Für neue Versorgungsmodelle im Rahmen des Innovationsfonds bildet die hausärztliche Versorgung einen wichtigen Bezugspunkt, damit eine breite Patientenschaft erreicht und Effekte von Interventionen belegt werden können. Hausärzt*innen verbinden den Innovationsfonds mit Chancen und Potenzialen einer Optimierung der allgemeinmedizinischen Versorgung. Dennoch sind viele unsicher, inwiefern die Primärversorgung längerfristig vom Innovationsfonds wird profitieren können. Die subjektive Bilanz, die infolge der Teilnahme an den Versorgungsmodellen gezogen wird, ist mehrheitlich positiv (Steigerung der Therapiequalität, Aufwand-Nutzen-Verhältnis).
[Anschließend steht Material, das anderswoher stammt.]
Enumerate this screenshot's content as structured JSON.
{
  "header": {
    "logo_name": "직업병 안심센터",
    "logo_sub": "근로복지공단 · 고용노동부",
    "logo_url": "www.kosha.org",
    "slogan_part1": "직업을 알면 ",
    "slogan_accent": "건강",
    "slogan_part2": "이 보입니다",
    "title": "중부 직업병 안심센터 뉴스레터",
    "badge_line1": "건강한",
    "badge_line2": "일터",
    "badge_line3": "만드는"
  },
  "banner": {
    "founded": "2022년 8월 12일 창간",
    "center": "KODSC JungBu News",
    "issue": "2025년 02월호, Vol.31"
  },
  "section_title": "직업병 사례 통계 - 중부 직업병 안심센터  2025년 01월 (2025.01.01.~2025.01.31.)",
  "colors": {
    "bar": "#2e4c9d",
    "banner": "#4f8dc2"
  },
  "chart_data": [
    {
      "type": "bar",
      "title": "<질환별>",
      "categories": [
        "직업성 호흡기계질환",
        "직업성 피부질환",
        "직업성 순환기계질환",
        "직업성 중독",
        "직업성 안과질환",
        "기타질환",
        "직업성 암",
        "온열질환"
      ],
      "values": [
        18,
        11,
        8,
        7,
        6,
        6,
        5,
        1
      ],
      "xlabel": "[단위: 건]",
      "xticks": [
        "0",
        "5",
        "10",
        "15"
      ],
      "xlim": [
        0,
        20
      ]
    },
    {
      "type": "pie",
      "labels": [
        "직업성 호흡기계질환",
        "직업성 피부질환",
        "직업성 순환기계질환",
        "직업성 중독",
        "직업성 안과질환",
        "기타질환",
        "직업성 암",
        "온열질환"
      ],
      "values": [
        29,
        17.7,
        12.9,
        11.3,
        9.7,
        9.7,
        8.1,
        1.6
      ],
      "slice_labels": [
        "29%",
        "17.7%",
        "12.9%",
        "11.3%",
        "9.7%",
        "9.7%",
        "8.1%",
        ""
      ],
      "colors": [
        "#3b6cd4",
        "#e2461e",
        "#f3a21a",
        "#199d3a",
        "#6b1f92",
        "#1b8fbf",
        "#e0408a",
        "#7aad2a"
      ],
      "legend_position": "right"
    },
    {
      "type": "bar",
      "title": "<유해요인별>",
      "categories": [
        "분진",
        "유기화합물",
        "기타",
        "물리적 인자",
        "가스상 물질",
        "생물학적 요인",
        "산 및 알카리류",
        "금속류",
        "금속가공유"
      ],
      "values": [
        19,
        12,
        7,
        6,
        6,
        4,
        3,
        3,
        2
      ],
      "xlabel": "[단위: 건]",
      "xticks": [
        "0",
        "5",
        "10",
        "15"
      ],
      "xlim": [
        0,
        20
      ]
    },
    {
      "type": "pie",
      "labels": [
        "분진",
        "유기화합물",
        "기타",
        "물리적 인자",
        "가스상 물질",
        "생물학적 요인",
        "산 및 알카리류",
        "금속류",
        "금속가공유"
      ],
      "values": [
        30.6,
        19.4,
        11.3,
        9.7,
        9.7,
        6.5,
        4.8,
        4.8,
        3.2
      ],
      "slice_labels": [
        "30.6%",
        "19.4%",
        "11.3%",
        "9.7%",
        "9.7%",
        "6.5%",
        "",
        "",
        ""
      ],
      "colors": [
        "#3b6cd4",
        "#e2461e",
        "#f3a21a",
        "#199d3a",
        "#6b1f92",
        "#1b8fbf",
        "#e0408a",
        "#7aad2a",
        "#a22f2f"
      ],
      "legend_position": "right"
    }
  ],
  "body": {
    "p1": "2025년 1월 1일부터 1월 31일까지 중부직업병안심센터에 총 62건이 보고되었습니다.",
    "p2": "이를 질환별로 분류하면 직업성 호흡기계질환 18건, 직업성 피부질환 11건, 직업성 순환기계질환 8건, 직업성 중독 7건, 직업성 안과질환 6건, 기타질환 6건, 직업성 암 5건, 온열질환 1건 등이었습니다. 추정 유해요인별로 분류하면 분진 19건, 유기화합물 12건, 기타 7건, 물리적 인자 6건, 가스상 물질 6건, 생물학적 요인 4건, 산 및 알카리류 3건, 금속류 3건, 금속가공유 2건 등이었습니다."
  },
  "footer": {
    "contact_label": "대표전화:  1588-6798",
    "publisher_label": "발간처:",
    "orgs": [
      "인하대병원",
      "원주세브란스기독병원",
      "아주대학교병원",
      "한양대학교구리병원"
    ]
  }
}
Um die Teilnahmebereitschaft von Hausärzt*innen an Innovationsfondsprojekten zu erhöhen, gilt es, die Hausarztkonformität von Projekten sicherzustellen, v. a. mit Blick auf ärztliche Entscheidungsspielräume, die Limitierung von Dokumentationspflichten, die Gewährleistung von Praxisroutinen, eine stärkere Involvierung in die Forschungsplanung sowie eine Aufwertung des hausärztlichen Settings.